Tuesday, March 18, 2014

Asakusa Onsen, Edo Era Onsen (Hot Spring) in Asakusa (浅草温泉), Tokyo

Asakusa Onsen (浅草温泉) could be one of the best hot springs in Tokyo, but the management is letting this historic and cultural gem go to waste. Should I recommend it or not? Please read the positive points and the negative points listed below. Then, let me know what you think.

A Friendly Patron of Asakusa Onsen

  • Within a three-minute walk of Tokyo's oldest temple, Senso-ji, also known as the temple of the Asakusa Kannon
  • Colorful tile murals that might not exist elsewhere
  • Thick brownish water that is full of mineral elements
  • Some of the hottest water in Tokyo. Water in one section was 45 Celsius, or 113 Fahrenheit
  • A long history
  • A spacious interior
  • Close to restaurants and public transportation
  • Amusing Sign Written in Imperfect English (see below)
Easy to Understand Directions?
  • Broken tiles and faucets
  • The toilet was clogged and would not flush on my visit
  • Dust on the tops of lockers
  • Admission is 700 yen while other nearby springs are 450 yen

Do You Want to See This When Bathing?

After reviewing my notes and reading what I have written, my conclusion is to stay away. If the facilities are not properly cleaned and restored,the water might not be hygienic. 
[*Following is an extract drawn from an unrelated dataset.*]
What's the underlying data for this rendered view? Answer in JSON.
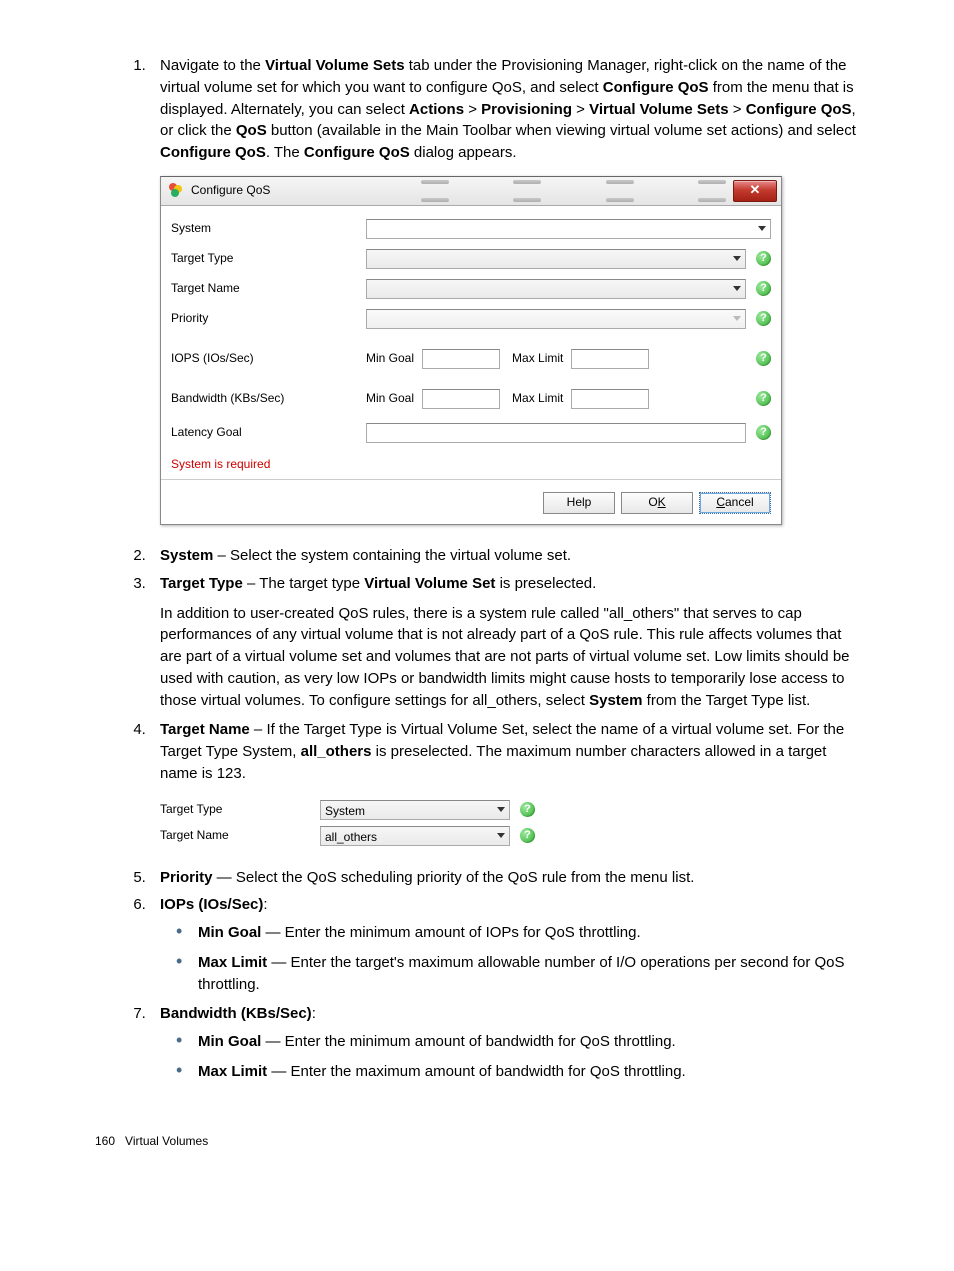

My recommendation is to visit a nearby hot spring named Jakotsuyu, which is kept clean and well maintained, instead. Jakotsuyu also has a long history, is close to the same historic area, and is cheaper.

Visiting Asakusa Onsen could be an incredible experience if only the management showed a caring attitude toward the building and its guests. The power of maintenance can never be understated, especially when dealing with steam and the mineral elements within hot springs, many of which can corrode building materials.